L’autonomisation économique des femmes constitue aujourd’hui un levier essentiel de développement pour de nombreux pays africains. À Madagascar, une nouvelle initiative entend accélérer cette dynamique en misant sur le numérique. Porté par l’ONG ODIMA, le projet E-Women Market Madagascar ambitionne de favoriser l’intégration des femmes malgaches dans l’univers du commerce en ligne, en leur offrant les outils nécessaires pour conquérir des marchés bien au-delà des frontières nationales.
Bénéficiant du financement du Fonds Canadien d'Initiatives Locales (FCIL), ce programme s’inscrit dans une stratégie de soutien à des initiatives locales à fort impact social. Son objectif est clair : permettre aux femmes entrepreneures de diversifier leurs sources de revenus grâce à l’e-commerce et d’accéder à une clientèle internationale. Dans un contexte où les opportunités économiques peuvent être limitées, notamment pour les femmes vivant en zone rurale ou périurbaine, le numérique apparaît comme une solution innovante et inclusive.

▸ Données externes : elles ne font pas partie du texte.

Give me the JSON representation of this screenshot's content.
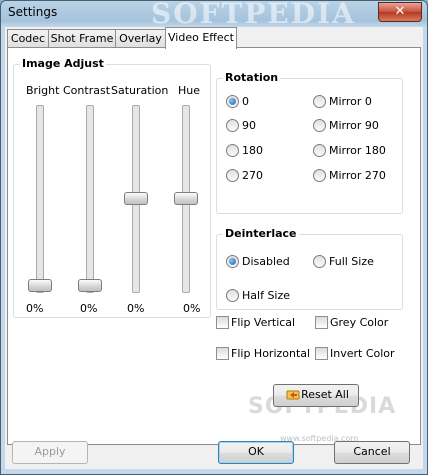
{
  "window": {
    "title": "Settings",
    "watermark": "SOFTPEDIA",
    "close_glyph": "✕"
  },
  "tabs": [
    {
      "label": "Codec",
      "active": false
    },
    {
      "label": "Shot Frame",
      "active": false
    },
    {
      "label": "Overlay",
      "active": false
    },
    {
      "label": "Video Effect",
      "active": true
    }
  ],
  "image_adjust": {
    "title": "Image Adjust",
    "sliders": [
      {
        "label": "Bright",
        "value_text": "0%",
        "level": 0
      },
      {
        "label": "Contrast",
        "value_text": "0%",
        "level": 0
      },
      {
        "label": "Saturation",
        "value_text": "0%",
        "level": 0.5
      },
      {
        "label": "Hue",
        "value_text": "0%",
        "level": 0.5
      }
    ]
  },
  "rotation": {
    "title": "Rotation",
    "options": [
      {
        "label": "0",
        "checked": true
      },
      {
        "label": "Mirror 0",
        "checked": false
      },
      {
        "label": "90",
        "checked": false
      },
      {
        "label": "Mirror 90",
        "checked": false
      },
      {
        "label": "180",
        "checked": false
      },
      {
        "label": "Mirror 180",
        "checked": false
      },
      {
        "label": "270",
        "checked": false
      },
      {
        "label": "Mirror 270",
        "checked": false
      }
    ]
  },
  "deinterlace": {
    "title": "Deinterlace",
    "options": [
      {
        "label": "Disabled",
        "checked": true
      },
      {
        "label": "Full Size",
        "checked": false
      },
      {
        "label": "Half Size",
        "checked": false
      }
    ]
  },
  "checkboxes": [
    {
      "label": "Flip Vertical",
      "checked": false
    },
    {
      "label": "Grey Color",
      "checked": false
    },
    {
      "label": "Flip Horizontal",
      "checked": false
    },
    {
      "label": "Invert Color",
      "checked": false
    }
  ],
  "buttons": {
    "reset_all": "Reset All",
    "apply": "Apply",
    "ok": "OK",
    "cancel": "Cancel"
  },
  "watermark_url": "www.softpedia.com",
  "colors": {
    "accent": "#1f63a8",
    "title_bar": "#a5c3dc",
    "close_red": "#c8503a"
  }
}
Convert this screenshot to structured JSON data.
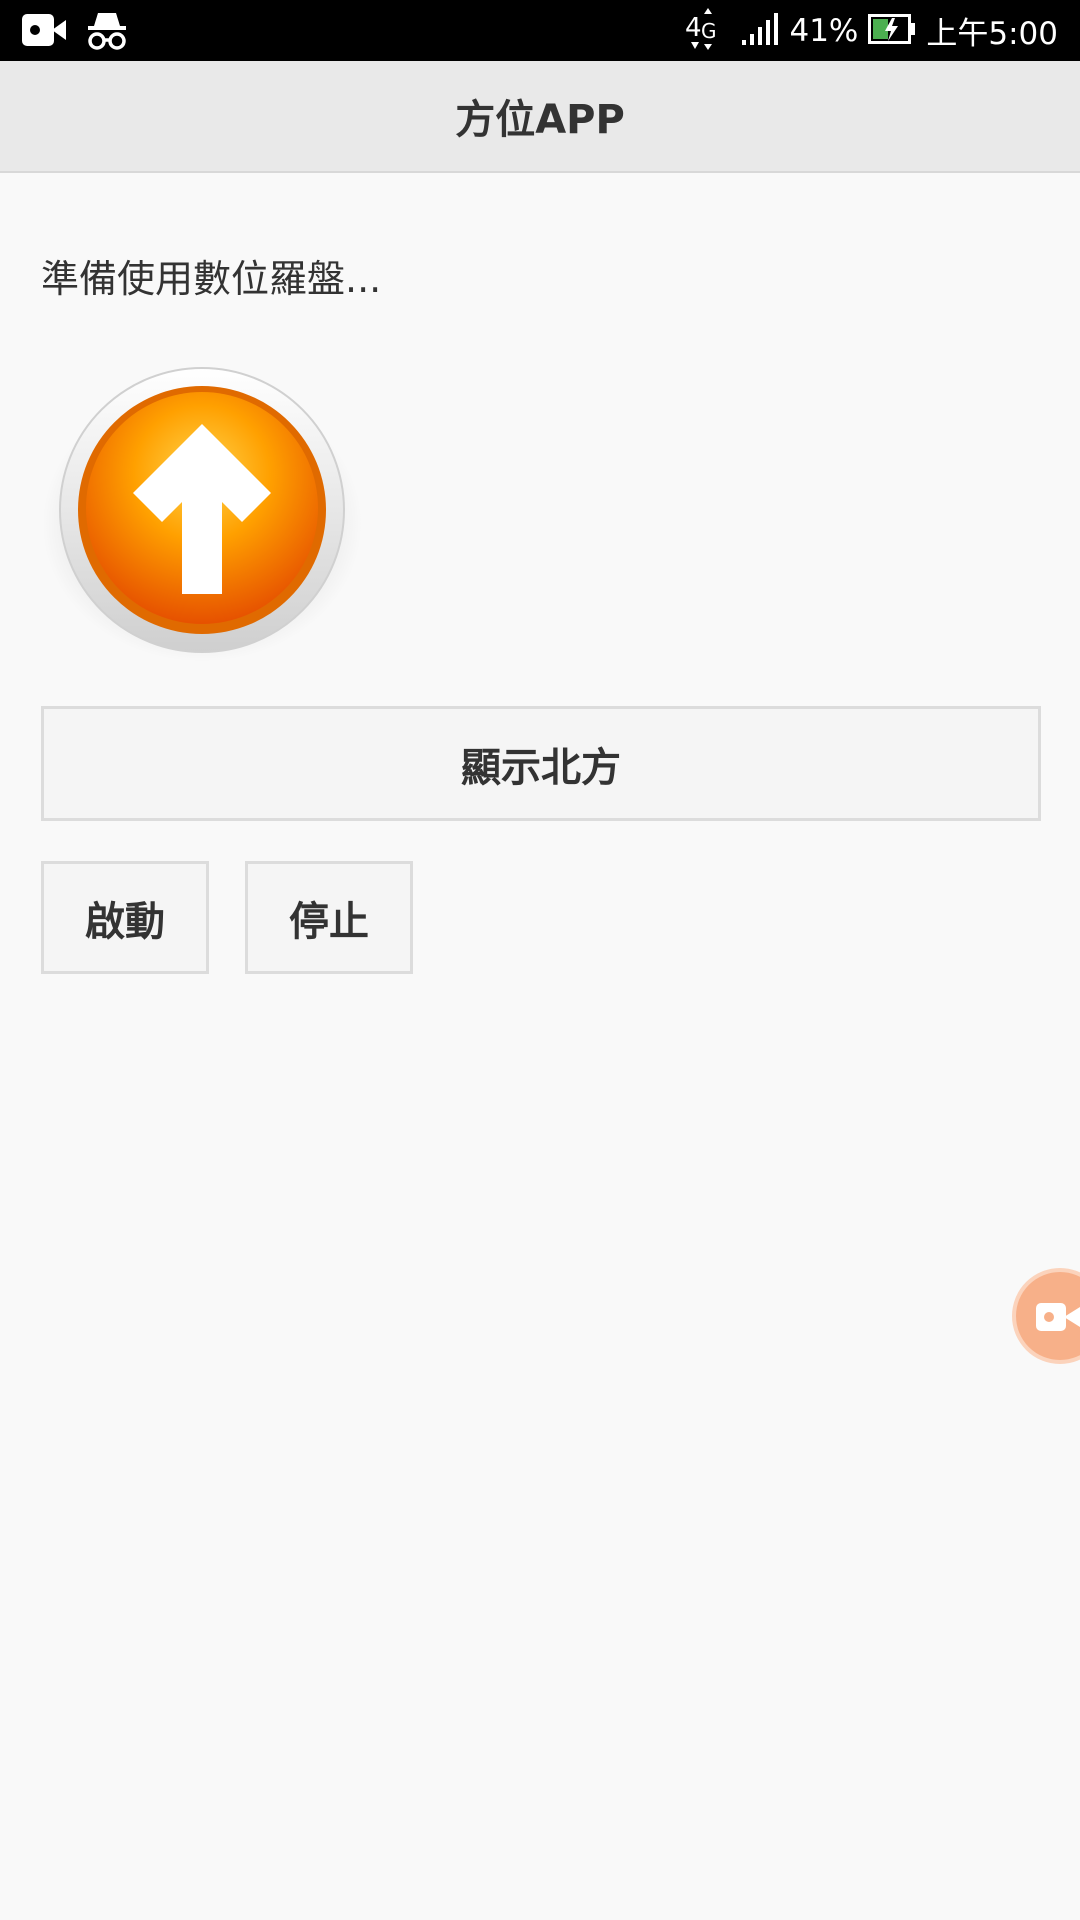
{
  "status_bar": {
    "network": "4G",
    "battery_percent": "41%",
    "time": "上午5:00",
    "left_icons": [
      "video-camera-icon",
      "incognito-icon"
    ],
    "right_icons": [
      "network-4g-icon",
      "signal-icon",
      "battery-charging-icon"
    ]
  },
  "header": {
    "title": "方位APP"
  },
  "main": {
    "status_message": "準備使用數位羅盤...",
    "compass_icon": "north-arrow-compass-icon",
    "show_north_label": "顯示北方",
    "start_label": "啟動",
    "stop_label": "停止"
  },
  "overlay": {
    "floating_button_icon": "screen-recorder-icon"
  },
  "colors": {
    "status_bar_bg": "#000000",
    "action_bar_bg": "#e9e9e9",
    "page_bg": "#f9f9f9",
    "compass_orange": "#f57c00",
    "compass_yellow": "#ffc107",
    "recorder_bubble": "#f7b089"
  }
}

Au cœur du projet, une série de formations pratiques a été mise en place afin d’accompagner les participantes dans la maîtrise des fondamentaux du commerce électronique. Ces sessions couvrent des thématiques essentielles telles que la gestion des ventes en ligne, l’optimisation des canaux de distribution numériques, la communication digitale ou encore les stratégies de fidélisation de la clientèle. L’accent est également mis sur la rentabilité des activités, afin de garantir la viabilité économique des initiatives entrepreneuriales, sans compromis sur la qualité des produits proposés.

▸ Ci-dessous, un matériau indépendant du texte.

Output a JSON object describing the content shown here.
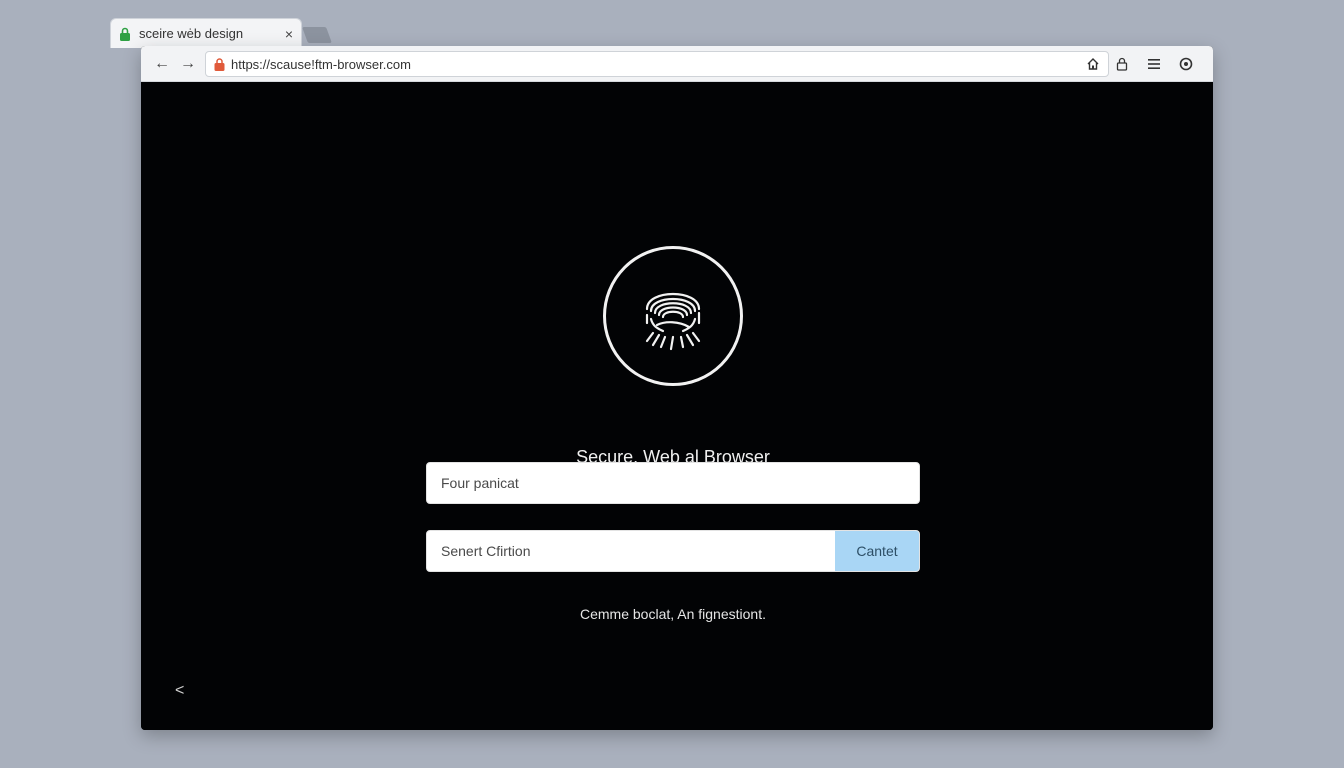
{
  "tab": {
    "title": "sceire wėb design",
    "close_glyph": "×",
    "lock_color": "#2ea043"
  },
  "toolbar": {
    "back_glyph": "←",
    "forward_glyph": "→",
    "url": "https://scause!ftm-browser.com",
    "url_lock_color": "#e05a3a",
    "icons": [
      "home-icon",
      "lock-icon",
      "menu-icon",
      "settings-icon"
    ]
  },
  "content": {
    "app_title": "Secure, Web al Browser",
    "field1_placeholder": "Four panicat",
    "field2_placeholder": "Senert Cfirtion",
    "submit_label": "Cantet",
    "hint": "Cemme boclat, An fignestiont.",
    "back_glyph": "<"
  },
  "colors": {
    "background": "#a9b0bd",
    "content_bg": "#020305",
    "button_bg": "#a9d6f5"
  }
}
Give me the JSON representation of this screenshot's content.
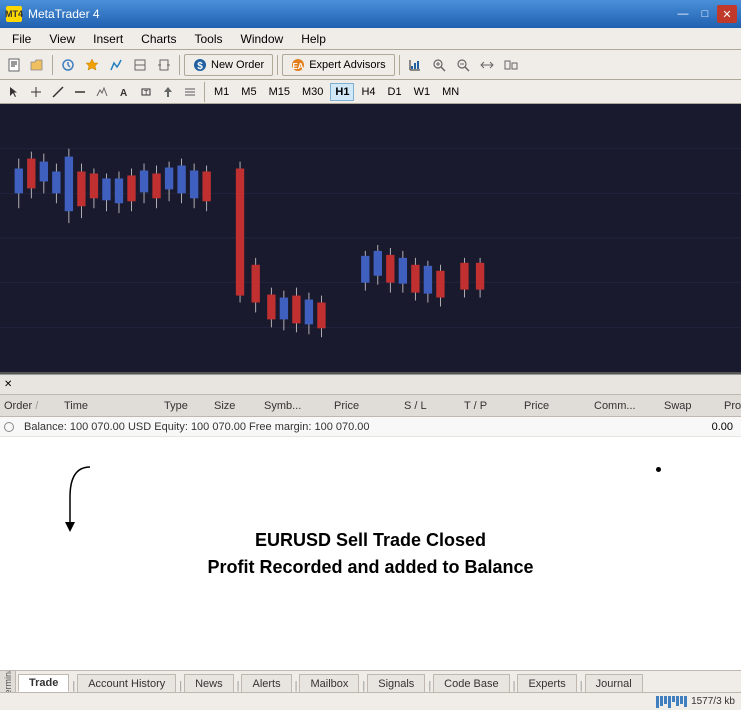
{
  "titleBar": {
    "icon": "MT",
    "title": "MetaTrader 4",
    "minBtn": "—",
    "maxBtn": "□",
    "closeBtn": "✕"
  },
  "menuBar": {
    "items": [
      "File",
      "View",
      "Insert",
      "Charts",
      "Tools",
      "Window",
      "Help"
    ]
  },
  "toolbar": {
    "newOrderLabel": "New Order",
    "expertAdvisorsLabel": "Expert Advisors"
  },
  "chartToolbar": {
    "timeframes": [
      "M1",
      "M5",
      "M15",
      "M30",
      "H1",
      "H4",
      "D1",
      "W1",
      "MN"
    ],
    "activeTimeframe": "H1"
  },
  "tableHeader": {
    "order": "Order",
    "sortIndicator": "/",
    "time": "Time",
    "type": "Type",
    "size": "Size",
    "symbol": "Symb...",
    "price": "Price",
    "sl": "S / L",
    "tp": "T / P",
    "price2": "Price",
    "comm": "Comm...",
    "swap": "Swap",
    "profit": "Profit"
  },
  "tableRow": {
    "balanceInfo": "Balance: 100 070.00 USD   Equity: 100 070.00   Free margin: 100 070.00",
    "profitValue": "0.00"
  },
  "annotation": {
    "line1": "EURUSD Sell Trade Closed",
    "line2": "Profit Recorded and added to Balance"
  },
  "bottomTabs": {
    "items": [
      "Trade",
      "Account History",
      "News",
      "Alerts",
      "Mailbox",
      "Signals",
      "Code Base",
      "Experts",
      "Journal"
    ],
    "activeTab": "Trade"
  },
  "statusBar": {
    "sideLabel": "Terminal",
    "rightInfo": "1577/3 kb",
    "barSegments": 8
  }
}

Mais E-Women Market Madagascar ne se limite pas à une simple transmission de compétences techniques. Le programme intègre une dimension éthique et responsable, en sensibilisant les bénéficiaires aux principes de la Responsabilité Sociétale des Entreprises (RSE), au respect des droits des travailleurs et à la promotion d’un travail décent. À travers des ateliers dédiés, les participantes sont invitées à intégrer ces valeurs dans leur modèle d’affaires, afin de bâtir des entreprises durables et respectueuses des normes sociales.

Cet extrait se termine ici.